7 - now that you have expanded data and have an event for all login times and each web event (related by IP) you can do a where to trim back to login event times that only come BEFORE each web event of interest
8 - collapse all of those login times back down to one field per IP and web event time
9 - now make that a multi-valued field so that you can
10 - get the most recent login event relative to each web event by using max(). In retrospect I probably don't need 8 & 9
11 - throw more cats under the bus - the intent here is since I already have a login time from the previous join I'm going to match those back up with the user name by using the events where the login time values originally came. I'm wondering now if I could use list instead of values in my first join which might allow me to keep user name (either as 2 fields or do a concat prior to the stats command)

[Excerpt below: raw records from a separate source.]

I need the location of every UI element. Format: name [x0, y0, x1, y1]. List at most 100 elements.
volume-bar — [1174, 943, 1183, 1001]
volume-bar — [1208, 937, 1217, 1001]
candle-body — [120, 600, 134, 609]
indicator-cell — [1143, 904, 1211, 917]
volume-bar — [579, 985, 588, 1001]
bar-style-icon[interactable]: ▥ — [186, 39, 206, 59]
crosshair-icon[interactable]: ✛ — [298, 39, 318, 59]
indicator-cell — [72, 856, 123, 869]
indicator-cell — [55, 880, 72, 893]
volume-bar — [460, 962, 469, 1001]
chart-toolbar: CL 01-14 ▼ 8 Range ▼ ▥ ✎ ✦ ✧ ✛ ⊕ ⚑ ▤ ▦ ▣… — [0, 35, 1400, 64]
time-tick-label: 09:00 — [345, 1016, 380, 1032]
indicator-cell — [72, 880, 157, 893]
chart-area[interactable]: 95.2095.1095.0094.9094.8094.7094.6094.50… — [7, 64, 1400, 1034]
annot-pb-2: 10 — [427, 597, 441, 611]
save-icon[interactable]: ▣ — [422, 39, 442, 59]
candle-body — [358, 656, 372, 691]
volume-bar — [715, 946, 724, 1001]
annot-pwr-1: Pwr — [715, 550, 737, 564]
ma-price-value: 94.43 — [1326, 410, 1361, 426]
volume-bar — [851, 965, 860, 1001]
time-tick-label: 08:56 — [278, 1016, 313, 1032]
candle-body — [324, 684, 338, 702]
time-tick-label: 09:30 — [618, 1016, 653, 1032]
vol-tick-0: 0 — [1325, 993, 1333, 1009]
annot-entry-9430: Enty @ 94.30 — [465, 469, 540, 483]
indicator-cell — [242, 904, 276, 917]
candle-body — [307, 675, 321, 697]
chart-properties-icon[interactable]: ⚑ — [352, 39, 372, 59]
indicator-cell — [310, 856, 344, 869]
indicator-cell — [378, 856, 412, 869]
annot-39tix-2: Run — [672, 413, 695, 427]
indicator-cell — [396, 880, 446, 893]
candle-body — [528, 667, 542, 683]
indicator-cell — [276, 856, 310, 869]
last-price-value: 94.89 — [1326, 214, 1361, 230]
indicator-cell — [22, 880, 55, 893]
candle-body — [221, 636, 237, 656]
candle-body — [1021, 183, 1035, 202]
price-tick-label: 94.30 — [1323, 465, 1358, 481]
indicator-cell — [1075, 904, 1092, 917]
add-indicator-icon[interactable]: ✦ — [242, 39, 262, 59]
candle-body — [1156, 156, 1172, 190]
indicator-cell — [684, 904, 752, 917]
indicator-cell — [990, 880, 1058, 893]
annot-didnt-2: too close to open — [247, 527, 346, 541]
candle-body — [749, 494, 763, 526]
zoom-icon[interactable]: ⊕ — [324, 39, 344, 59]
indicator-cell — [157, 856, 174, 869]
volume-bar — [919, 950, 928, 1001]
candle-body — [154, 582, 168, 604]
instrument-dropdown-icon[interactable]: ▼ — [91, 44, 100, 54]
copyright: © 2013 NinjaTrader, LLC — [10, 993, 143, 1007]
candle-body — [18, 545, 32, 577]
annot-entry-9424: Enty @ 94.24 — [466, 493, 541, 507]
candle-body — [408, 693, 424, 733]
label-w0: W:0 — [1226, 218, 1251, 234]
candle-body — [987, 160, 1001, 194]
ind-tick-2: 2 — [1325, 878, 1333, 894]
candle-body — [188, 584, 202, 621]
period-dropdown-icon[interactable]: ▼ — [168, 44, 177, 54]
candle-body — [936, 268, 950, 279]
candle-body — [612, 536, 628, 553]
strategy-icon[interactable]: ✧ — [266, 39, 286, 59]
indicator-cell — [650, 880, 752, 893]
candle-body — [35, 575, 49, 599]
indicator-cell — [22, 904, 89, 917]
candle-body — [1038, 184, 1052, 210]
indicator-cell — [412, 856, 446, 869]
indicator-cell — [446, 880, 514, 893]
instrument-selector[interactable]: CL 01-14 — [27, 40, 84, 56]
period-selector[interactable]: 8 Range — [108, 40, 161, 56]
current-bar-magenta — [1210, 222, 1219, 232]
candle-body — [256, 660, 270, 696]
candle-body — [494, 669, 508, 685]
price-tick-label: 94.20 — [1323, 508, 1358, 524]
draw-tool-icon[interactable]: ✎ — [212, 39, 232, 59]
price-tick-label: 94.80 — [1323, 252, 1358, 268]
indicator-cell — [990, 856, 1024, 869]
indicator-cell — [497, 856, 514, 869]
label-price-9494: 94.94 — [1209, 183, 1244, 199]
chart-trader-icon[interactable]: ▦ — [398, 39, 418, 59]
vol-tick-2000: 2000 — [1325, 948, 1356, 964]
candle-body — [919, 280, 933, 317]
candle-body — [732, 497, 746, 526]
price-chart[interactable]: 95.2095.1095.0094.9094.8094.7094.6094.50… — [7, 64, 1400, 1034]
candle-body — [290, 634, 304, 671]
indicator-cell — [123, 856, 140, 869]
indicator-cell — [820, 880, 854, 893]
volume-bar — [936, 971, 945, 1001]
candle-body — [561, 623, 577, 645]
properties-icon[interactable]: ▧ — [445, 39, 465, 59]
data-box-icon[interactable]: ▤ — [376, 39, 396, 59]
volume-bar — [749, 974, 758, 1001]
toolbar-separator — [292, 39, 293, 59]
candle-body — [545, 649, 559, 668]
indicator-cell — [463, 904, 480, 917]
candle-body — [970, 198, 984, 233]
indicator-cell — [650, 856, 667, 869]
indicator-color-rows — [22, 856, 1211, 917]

12 - basically the core of the previous subsearch but this time I'm passing back up the src_ip, login, and user name
13 - table of all fields
14 - Profit
Where this fell down on me is when I removed the specific IP I used and ran this over 24hrs of data. I have a lot of data but there are some fields and things I can trim it down with that I'm not including in this thread. I tried some subsearches within my subsearches to further limit the IPs searched in each subsearch but ultimately what I ran into was the 1 min default limit.
This DOES work but as mentioned it isn't pretty. Someone should be able to do this much more efficiently/elegantly that I did.

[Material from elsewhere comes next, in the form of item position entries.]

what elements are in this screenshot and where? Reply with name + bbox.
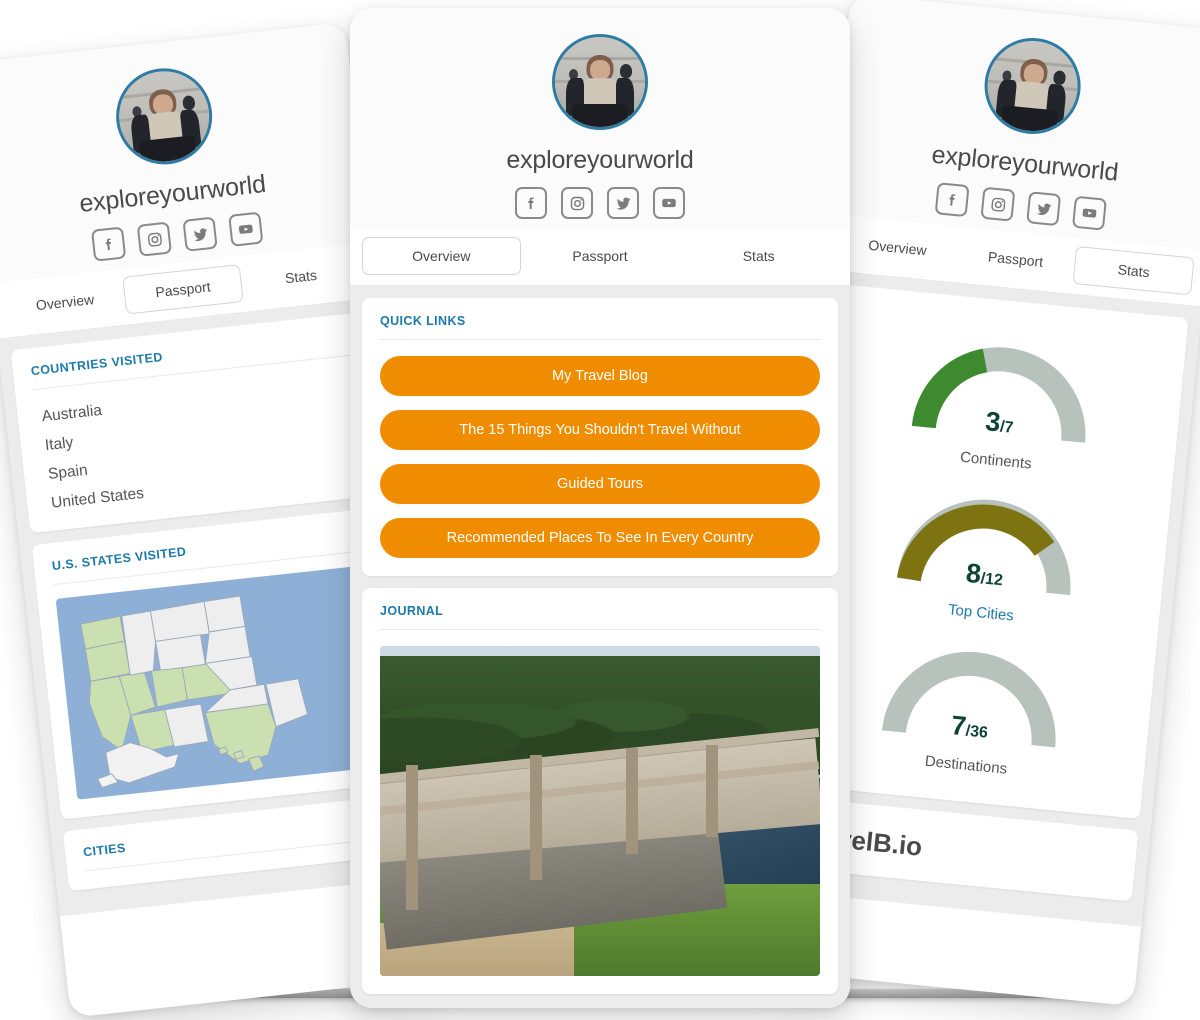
gauge-continents: 3/7 Continents — [836, 319, 1168, 485]
social-links — [350, 187, 850, 219]
facebook-icon[interactable] — [515, 187, 547, 219]
tab-stats[interactable]: Stats — [1072, 246, 1195, 296]
avatar — [980, 33, 1086, 139]
facebook-icon[interactable] — [934, 182, 970, 218]
quick-link-button[interactable]: My Travel Blog — [380, 356, 820, 396]
panel-journal: JOURNAL — [362, 588, 838, 994]
tab-passport[interactable]: Passport — [121, 264, 244, 315]
tab-overview[interactable]: Overview — [362, 237, 521, 275]
profile-handle: exploreyourworld — [506, 146, 694, 174]
journal-title: JOURNAL — [380, 604, 820, 630]
avatar — [111, 63, 218, 170]
twitter-icon[interactable] — [1026, 191, 1062, 227]
tab-passport[interactable]: Passport — [521, 237, 680, 275]
profile-card-center: exploreyourworld Overview Passport Stats — [350, 8, 850, 1008]
twitter-icon[interactable] — [607, 187, 639, 219]
us-map-svg — [62, 570, 389, 794]
screenshot-stage: exploreyourworld Overview Passport Stats — [0, 0, 1200, 1020]
profile-header-left: exploreyourworld — [0, 22, 369, 284]
panel-countries-visited: COUNTRIES VISITED Australia Italy Spain … — [10, 311, 385, 534]
quick-links-title: QUICK LINKS — [380, 314, 820, 340]
tab-overview[interactable]: Overview — [837, 223, 959, 272]
quick-link-button[interactable]: The 15 Things You Shouldn't Travel Witho… — [380, 410, 820, 450]
profile-header-center: exploreyourworld — [350, 8, 850, 229]
youtube-icon[interactable] — [228, 211, 264, 247]
quick-link-button[interactable]: Recommended Places To See In Every Count… — [380, 518, 820, 558]
journal-photo[interactable] — [380, 646, 820, 976]
facebook-icon[interactable] — [90, 226, 127, 262]
panels-center: QUICK LINKS My Travel Blog The 15 Things… — [350, 286, 850, 1008]
gauge-destinations: 7/36 Destinations — [806, 624, 1138, 790]
gauge-top-cities: 8/12 Top Cities — [821, 471, 1153, 637]
instagram-icon[interactable] — [561, 187, 593, 219]
instagram-icon[interactable] — [136, 221, 172, 257]
avatar — [552, 34, 648, 130]
tab-passport[interactable]: Passport — [955, 234, 1077, 283]
countries-list: Australia Italy Spain United States — [34, 364, 365, 514]
youtube-icon[interactable] — [1071, 195, 1107, 231]
quick-link-button[interactable]: Guided Tours — [380, 464, 820, 504]
panel-quick-links: QUICK LINKS My Travel Blog The 15 Things… — [362, 298, 838, 576]
tab-overview[interactable]: Overview — [4, 277, 126, 328]
tab-stats[interactable]: Stats — [679, 237, 838, 275]
twitter-icon[interactable] — [182, 216, 218, 252]
tab-stats[interactable]: Stats — [240, 251, 362, 302]
youtube-icon[interactable] — [653, 187, 685, 219]
instagram-icon[interactable] — [980, 186, 1016, 222]
us-map[interactable] — [55, 564, 396, 800]
quick-links-list: My Travel Blog The 15 Things You Shouldn… — [380, 356, 820, 558]
tab-bar-center: Overview Passport Stats — [350, 229, 850, 286]
profile-header-right: exploreyourworld — [829, 0, 1200, 251]
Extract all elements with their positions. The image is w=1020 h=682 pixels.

What is the time difference between authentication event for an IP/user data in source 1 and IP data in source2?
The time difference can vary in terms of when the initial authentication event happens and the particular event being investigated from the second log type/source. What can happen is
user 1 authenticates from ip 1.1.1.1 at X (source 1)
event of interest happens involving 1.1.1.1 at X+10min (source 2)
user 2 authenticates from ip 1.1.1.1 at X+12 (source 1)
event of interest happens involving 1.1.1.1 at X+14 (source 2)
What I'm trying to do then is show which user is associated with the 2 events - potentially dynamically and at scale.
It would be tough to correlate without having a common correlation field (user name which is missing in source2). Only option would be that there is a certain pattern and non-overlapping distribution of events between those two. So If I understand correct, here are the events related based on time.
Bucket 1 Source 1 - authenticate for IP1 for user 1 - time 11
Bucket 1 Source2 - one or more entries for IP1.... this is assumed to be related to only for user1
Bucket 2 Source 1 - authenticate for IP1/IP2 for user 2 = time time 12
Bucket 2 Source2 - one or more entries for IP1/IP2.... this is assumed to be related to only for user2
User1 entry for IP1 will not appear in Bucket 2. Is this correct?
That is correct. Think of it in terms of source 1 is authentication and source 2 is web logs. In ArcSight I would use a construct similar to a lookup table but they are implemented differently than in Splunk. A lookup table of this size wouldn't scale though.